Nullum crimen, nulla poena sine lege poenali”, ovvero, nessuno può essere punito per un fatto che non sia espressamente previsto come reato dalla legge, né con pene che non siano da essa stabilite

La vicenda, quindi, sulla base di quanto evidenziato, sembra destinata a chiudersi, con la revoca delle confische, nel ricorso che i ricorrenti presenteranno -e lo faranno, appare ormai certo- al Giudice delle esecuzioni. Vedremo…

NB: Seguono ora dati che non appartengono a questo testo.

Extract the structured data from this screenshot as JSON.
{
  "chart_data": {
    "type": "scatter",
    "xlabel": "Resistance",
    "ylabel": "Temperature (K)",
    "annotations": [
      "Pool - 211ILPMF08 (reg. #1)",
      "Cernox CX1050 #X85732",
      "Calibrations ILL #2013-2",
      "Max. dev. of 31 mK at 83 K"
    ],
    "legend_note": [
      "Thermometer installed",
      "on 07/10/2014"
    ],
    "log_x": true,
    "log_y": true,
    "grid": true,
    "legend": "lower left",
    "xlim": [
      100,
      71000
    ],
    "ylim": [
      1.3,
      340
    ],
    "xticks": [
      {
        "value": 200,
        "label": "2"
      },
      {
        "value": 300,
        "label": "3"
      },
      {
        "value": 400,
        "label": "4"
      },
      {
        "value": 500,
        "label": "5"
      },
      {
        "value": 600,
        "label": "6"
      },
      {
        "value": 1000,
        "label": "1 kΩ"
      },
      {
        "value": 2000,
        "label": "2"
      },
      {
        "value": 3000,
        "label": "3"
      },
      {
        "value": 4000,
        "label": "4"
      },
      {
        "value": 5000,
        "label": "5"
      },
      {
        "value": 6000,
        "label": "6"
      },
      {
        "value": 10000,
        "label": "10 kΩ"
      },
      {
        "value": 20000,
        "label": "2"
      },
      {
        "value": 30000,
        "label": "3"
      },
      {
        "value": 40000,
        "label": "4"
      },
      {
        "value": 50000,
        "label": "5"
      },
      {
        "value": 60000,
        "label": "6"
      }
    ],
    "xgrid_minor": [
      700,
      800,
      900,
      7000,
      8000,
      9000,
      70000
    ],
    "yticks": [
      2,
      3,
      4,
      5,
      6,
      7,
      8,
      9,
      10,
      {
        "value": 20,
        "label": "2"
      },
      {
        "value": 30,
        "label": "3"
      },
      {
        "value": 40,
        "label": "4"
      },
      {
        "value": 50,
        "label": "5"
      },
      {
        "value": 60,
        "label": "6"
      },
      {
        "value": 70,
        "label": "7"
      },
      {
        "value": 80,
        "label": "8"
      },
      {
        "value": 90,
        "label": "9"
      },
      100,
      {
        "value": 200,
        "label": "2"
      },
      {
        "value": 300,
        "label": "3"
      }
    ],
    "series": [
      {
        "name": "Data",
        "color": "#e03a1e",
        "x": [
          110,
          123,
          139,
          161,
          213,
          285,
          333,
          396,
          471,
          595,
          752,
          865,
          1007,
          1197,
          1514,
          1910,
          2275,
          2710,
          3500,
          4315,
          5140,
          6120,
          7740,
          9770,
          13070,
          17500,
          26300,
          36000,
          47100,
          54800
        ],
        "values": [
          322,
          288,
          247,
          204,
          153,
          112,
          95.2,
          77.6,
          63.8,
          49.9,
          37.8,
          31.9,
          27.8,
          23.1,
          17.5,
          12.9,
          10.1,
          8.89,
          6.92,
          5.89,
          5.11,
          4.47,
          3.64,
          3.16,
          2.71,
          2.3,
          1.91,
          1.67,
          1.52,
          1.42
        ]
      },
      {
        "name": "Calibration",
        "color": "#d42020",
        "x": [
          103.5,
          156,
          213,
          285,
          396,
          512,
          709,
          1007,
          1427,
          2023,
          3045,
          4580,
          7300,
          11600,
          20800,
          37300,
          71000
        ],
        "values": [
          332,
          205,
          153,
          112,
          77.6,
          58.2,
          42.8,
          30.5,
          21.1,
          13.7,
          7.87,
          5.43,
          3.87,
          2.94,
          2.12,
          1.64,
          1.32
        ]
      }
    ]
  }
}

Se ciò non accadesse si aprirebbero le porte della Corte Internazionale, dove ben difficilmente, viste le precedenti sentenze (ad esempio, per citarne una del 21 ottobre 2013, Del Rio Prada contro Spagna) San Marino potrebbe scampare ad una sonora condanna. I ricorsi Cedu potrebbero essere basati sia sulla violazione del principio “nullum crimen, nulla poena sine lege poenali”, che sull’assenza, al momento della condanna definitiva, di un terzo grado di giudizio. Ma anche, e lo si apprende come un fulmine a ciel sereno nelle conclusioni del Giudice Mazza, perchè sul procedimento giudiziario in oggetto -segnatamente sull’ammissibilità o meno del ricorso in terza istanza- hanno influito due norme (l’art. 199Bis e l’art.198 comma 4, ambedue del Codice di procedura penale) le cui disposizioni sul medesimo atto sono diametralmente opposte. E ciò, necessariamente, esaspera il ruolo interpretativo del giudice svilendo pesantemente, in maniera forse totale, lo stato di diritto.

In pratica, semplifichiamo per rendere la questione comprensibile anche a chi non è laureato in legge, secondo uno dei due articoli il ricorso in Terza Istanza sarebbe stato ammissibile, secondo l’altro no… Due norme contrastanti che, insieme, non possono stare nello stesso Codice di procedura penale. All’apparenza sarebbe impossibile, per la Repubblica di San Marino, evitare una condanna della Corte internazionale dei diritti umani in presenza di una simile condizione del suo Codice di procedura penale.

Questa situazione evidenziata nei giorni scorsi apre ad una riflessione sulla gestione passata della giustizia, che coinvolge, più che il potere giudiziario, il potere legislativo, il legislatore, ovvero il Consiglio Grande e Generale. Quanto rilevato dal giudice Mazza ricorda una volta di più, difatti, che le leggi, le norme non possono essere fatte sull’emozione, sull’esigenza (men che meno politica e non giudiziaria) del momento, perchè altrimenti si generano situazioni come questa, create dall’introduzione di una norma che dice bianco che, poi, va in contrasto con un’altra norma che dice nero… E questo, negli ultimi anni, a San Marino, è successo diverse volte come, ad esempio, la norma sull’autoriciclaggio, introdotta in fretta e furia su pressione del Greco senza poi coordinarla con il resto del sistema legislativo.

Interventi legislativi frettolosi che, poi, determinano la democraticamente grave situazione in cui è il giudice a sostituirsi al legislatore in fase di emissione della sentenza… E ciò non è mai bene per un Paese e per la “salute” dello Stato di Diritto e la qualità della sua democrazia.